Public Citizen a publié jeudi 4 juin un rapport qui met la future salle de bal de la Maison-Blanche au centre d’une question très simple: qui paie, et que reçoivent en retour les entreprises donatrices ? Le groupe affirme que plus de la moitié des donateurs identifiés ont obtenu de nouveaux contrats fédéraux ou des contrats élargis, pour une valeur dépassant 50 milliards de dollars.
La raison pour laquelle le dossier attire l’attention aujourd’hui tient à la promesse même de Donald Trump. Le président a dit que la salle de bal ne serait pas financée par les impôts, mais par des dons privés, pour un projet dont le coût est estimé à environ 400 millions de dollars. Il a aussi décrit l’ouvrage comme « l’un des plus beaux bâtiments jamais construits dans le pays », tandis que Davis Ingle a défendu les rénovations en les présentant comme un moyen d’« améliorer la Maison du peuple pour les générations futures ».
Le rapport de Public Citizen donne du poids à cette lecture en citant 27 entreprises donatrices. Quatorze d’entre elles ont obtenu davantage de marchés publics au cours des six mois précédents, selon le document.
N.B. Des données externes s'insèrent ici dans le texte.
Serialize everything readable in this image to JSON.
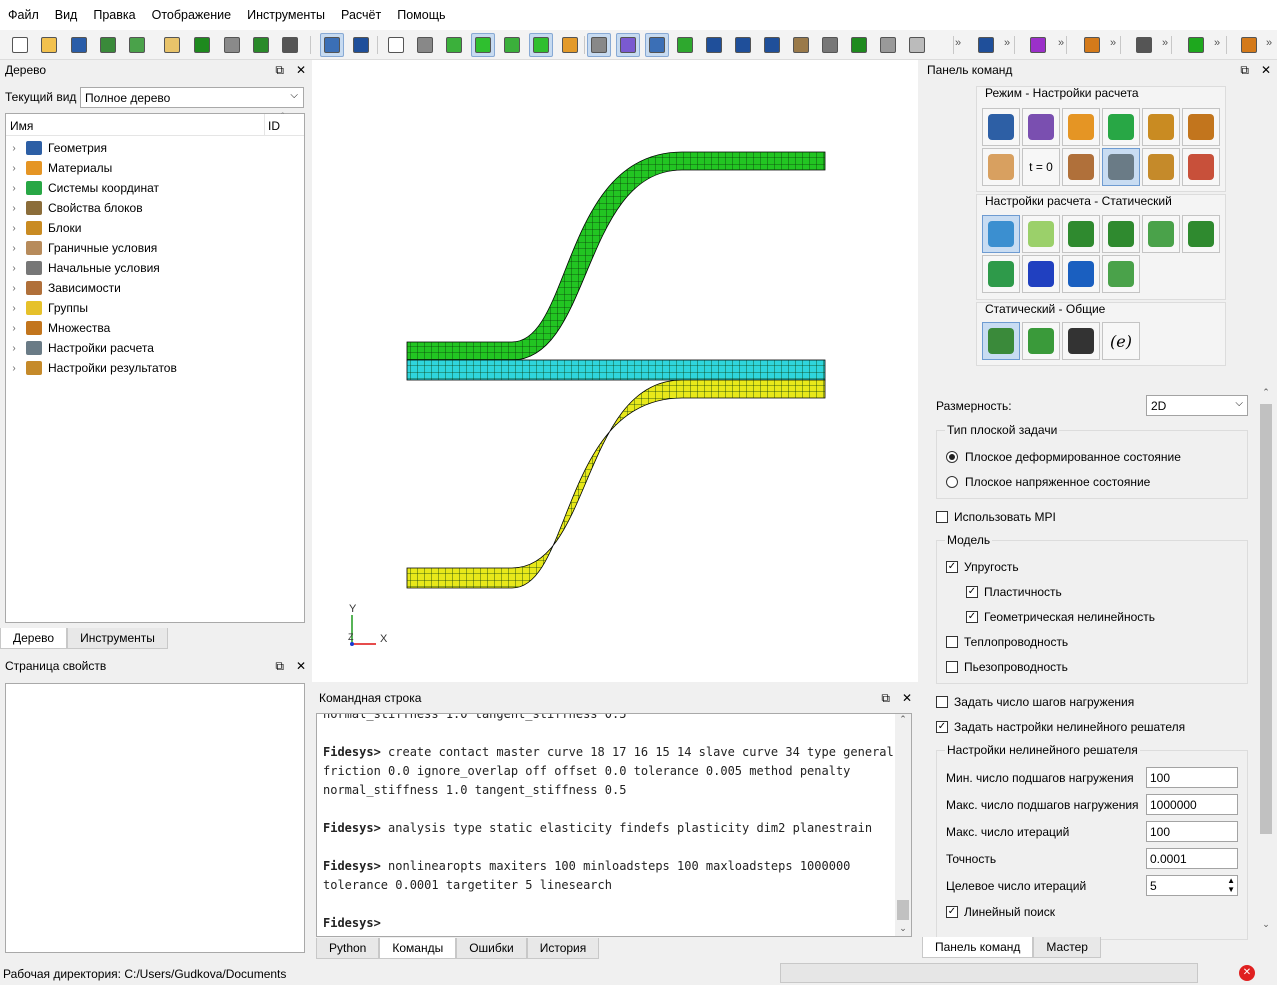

Lockheed Martin a reçu 43,8 milliards de dollars de financement, Booz Allen Hamilton plus de 4,2 milliards et Palantir 1 milliard, tandis qu’Amazon, Microsoft, Google, Caterpillar et T-Mobile figurent aussi parmi les sociétés nommées.
Mais c’est là que le récit se complique pour la Maison-Blanche. Public Citizen affirme que 16 des 27 entreprises faisaient aussi l’objet d’enquêtes fédérales pour des allégations d’inconduite, et que certaines de ces affaires ont été abandonnées ou réduites par l’administration Trump. La Maison-Blanche rejette les accusations de corruption et de faux conflits d’intérêts, et insiste sur le fait que les rénovations servent l’intérêt du bâtiment pour les générations futures. Jon Golinger, de Public Citizen, a soutenu pour sa part que ces multinationales ne contribuent pas par pure générosité, mais parce qu’elles ont des intérêts importants auprès du gouvernement fédéral.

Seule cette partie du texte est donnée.